The Communication Workers Union, Customs Union and the Democratic Postal and Communications Union are continuing negotiations with Sapo management. Sapo workers, who say they have not received a wage increment in three years, are demanding a 12% wage increase.
Communication Workers Union president Clyde Mervin said they had a meeting with the telecommunications minister on Tuesday to address their issues.
“Post Office employees work under terrible conditions, working in bad structures and some branches have to go to neighbours to relieve themselves as some branches do not have toilets,” said Mervin
He added: “Wage increment is not the only struggle that these employees face.”
In meeting with the employer, the Sapo workers were offered an increment from 0% to 10%, as negotiations intensified at the Commission for Conciliation, Mediation and Arbitration (CCMA) in Johannesburg. Sapo said they could not afford a 12% wage increment. The Western Cape, Democratic Postal and Communications Union’s secretary general, Luthando Mashiya said they would continue with the strike until their demands were met.
A Sapo employee, Ashville Samuels, who has been working for the post office for 27 years is angry and sad about their treatment as employees.

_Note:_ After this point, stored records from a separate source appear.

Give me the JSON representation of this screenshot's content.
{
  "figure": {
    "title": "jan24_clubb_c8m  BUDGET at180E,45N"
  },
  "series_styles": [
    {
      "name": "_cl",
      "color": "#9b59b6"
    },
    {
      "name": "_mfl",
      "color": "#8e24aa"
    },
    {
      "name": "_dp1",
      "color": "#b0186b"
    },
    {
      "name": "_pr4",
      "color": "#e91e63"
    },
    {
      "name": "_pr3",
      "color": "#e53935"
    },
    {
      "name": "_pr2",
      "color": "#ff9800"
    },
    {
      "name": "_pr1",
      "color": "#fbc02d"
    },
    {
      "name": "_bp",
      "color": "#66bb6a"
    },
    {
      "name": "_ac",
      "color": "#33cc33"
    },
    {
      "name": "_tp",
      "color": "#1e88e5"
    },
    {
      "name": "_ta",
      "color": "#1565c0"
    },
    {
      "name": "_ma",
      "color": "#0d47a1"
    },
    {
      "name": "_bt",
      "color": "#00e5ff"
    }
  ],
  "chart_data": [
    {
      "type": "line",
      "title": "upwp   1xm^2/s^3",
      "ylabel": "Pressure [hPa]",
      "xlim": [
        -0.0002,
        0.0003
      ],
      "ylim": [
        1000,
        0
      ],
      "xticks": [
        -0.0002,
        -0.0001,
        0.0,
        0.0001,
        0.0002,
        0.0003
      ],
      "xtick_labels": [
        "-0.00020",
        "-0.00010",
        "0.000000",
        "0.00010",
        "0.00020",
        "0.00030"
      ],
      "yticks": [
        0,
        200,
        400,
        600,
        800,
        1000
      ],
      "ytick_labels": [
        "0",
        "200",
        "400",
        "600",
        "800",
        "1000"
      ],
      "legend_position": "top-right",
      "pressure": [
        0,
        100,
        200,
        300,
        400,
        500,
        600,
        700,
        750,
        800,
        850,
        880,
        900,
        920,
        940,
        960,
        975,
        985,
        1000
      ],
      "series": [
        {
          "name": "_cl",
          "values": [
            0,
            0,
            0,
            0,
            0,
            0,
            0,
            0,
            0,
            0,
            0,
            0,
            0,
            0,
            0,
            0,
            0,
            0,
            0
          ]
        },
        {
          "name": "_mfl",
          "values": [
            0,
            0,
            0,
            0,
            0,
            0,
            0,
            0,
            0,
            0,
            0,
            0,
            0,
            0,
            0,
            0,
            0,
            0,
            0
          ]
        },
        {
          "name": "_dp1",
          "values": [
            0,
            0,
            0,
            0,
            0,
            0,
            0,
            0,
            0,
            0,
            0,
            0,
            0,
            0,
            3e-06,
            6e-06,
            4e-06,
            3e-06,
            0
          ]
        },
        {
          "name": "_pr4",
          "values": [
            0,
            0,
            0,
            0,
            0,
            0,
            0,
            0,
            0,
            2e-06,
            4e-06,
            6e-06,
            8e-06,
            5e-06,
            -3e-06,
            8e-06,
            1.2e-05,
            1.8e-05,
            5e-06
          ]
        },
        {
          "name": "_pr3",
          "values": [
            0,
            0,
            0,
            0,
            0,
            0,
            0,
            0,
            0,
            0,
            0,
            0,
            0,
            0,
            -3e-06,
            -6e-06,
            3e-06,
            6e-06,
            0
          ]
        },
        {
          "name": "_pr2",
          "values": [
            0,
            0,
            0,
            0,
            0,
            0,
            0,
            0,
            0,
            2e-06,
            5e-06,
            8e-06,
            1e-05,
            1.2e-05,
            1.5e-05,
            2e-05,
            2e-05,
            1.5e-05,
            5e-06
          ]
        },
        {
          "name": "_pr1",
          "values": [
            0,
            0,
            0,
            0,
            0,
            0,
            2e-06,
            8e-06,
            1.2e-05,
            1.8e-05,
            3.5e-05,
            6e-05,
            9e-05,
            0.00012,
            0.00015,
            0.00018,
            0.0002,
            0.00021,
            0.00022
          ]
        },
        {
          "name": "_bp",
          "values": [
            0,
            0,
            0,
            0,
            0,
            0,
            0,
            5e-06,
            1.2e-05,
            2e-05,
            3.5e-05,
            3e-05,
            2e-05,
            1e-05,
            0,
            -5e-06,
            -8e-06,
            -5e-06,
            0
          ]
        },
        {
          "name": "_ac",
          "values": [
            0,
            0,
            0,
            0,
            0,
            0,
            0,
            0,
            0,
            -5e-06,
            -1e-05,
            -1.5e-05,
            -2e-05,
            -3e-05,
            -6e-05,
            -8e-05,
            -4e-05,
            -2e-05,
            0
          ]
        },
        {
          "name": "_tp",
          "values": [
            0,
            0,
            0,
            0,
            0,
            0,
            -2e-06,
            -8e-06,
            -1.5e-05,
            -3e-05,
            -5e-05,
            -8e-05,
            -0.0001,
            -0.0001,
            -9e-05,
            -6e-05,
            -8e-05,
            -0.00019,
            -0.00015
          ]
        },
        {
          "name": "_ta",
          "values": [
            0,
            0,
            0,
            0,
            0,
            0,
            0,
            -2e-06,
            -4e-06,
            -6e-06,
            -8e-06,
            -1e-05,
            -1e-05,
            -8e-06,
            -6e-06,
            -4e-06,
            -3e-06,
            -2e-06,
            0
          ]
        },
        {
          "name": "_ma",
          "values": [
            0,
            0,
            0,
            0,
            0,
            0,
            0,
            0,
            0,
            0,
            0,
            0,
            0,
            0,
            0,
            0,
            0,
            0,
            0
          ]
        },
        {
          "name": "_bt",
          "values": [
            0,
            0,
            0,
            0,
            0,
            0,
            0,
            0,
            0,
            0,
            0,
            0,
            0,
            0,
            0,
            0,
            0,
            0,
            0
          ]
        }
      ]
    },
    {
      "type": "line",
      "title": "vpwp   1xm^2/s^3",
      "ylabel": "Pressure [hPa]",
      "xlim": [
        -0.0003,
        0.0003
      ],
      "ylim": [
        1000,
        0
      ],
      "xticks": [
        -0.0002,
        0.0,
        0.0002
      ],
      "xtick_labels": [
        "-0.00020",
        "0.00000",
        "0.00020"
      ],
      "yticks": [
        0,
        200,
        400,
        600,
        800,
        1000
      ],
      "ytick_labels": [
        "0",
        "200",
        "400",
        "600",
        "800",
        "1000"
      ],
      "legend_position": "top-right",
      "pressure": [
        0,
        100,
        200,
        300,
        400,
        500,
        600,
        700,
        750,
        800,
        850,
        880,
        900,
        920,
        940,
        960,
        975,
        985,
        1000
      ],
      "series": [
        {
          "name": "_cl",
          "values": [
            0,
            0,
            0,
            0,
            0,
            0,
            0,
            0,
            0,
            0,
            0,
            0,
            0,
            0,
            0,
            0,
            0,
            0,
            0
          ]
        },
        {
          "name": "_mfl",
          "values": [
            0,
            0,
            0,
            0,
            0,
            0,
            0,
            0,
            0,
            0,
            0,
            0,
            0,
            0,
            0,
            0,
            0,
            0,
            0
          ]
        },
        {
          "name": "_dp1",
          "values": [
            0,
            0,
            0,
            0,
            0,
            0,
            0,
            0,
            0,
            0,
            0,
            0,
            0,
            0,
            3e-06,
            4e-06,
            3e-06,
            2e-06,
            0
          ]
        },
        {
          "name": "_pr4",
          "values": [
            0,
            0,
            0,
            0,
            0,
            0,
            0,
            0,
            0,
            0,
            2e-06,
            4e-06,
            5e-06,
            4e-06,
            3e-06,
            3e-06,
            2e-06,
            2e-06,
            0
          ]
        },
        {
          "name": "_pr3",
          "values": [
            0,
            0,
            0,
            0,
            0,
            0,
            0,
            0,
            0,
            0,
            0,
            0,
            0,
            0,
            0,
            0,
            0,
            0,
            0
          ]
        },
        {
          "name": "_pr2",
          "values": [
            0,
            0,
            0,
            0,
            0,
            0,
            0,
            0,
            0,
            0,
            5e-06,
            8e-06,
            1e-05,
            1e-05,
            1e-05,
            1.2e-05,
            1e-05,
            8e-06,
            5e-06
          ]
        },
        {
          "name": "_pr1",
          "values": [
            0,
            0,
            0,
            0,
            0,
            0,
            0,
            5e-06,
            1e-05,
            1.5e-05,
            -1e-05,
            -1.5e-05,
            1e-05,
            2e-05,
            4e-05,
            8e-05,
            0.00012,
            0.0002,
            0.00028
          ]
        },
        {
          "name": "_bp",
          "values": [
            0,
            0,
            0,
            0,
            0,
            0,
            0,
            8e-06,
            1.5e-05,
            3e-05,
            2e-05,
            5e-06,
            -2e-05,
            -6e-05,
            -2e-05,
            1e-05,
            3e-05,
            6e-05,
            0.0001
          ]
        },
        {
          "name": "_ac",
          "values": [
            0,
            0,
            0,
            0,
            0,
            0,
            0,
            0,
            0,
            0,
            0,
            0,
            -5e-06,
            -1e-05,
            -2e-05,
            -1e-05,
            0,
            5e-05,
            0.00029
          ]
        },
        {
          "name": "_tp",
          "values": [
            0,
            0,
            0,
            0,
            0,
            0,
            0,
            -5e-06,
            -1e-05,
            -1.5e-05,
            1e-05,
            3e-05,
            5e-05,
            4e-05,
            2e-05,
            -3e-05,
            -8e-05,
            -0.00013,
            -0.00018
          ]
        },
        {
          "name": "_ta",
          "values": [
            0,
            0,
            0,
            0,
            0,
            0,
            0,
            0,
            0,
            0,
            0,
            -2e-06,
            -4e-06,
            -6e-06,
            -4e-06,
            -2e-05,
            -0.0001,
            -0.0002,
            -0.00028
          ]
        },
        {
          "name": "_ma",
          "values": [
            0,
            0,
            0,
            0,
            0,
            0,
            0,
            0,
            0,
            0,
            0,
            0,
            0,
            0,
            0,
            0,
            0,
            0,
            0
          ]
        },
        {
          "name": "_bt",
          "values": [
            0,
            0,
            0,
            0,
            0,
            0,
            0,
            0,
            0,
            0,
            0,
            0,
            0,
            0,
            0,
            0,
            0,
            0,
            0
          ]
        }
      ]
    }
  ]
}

“There is an overload of work. We work overtime but we are not paid well,” he said.
Another employee Thembelani Mbokotwana, who has been working for Sapo for more than eight years said, “I have been working as a delivery guy. We have no tools in my department. We have a limited number of bicycles.”
A Sapo spokesperson, Martie Gilchrist, said, “The stakeholders will all meet with the government to find ways of developing a sustainable solution.”
“The Labour Court in Johannesburg on Monday granted an interdict against striking employees of the Sapo in terms of which striking employees are prevented from harassing, interfering with or intimidating workers that are not on strike,” said Gilchrist.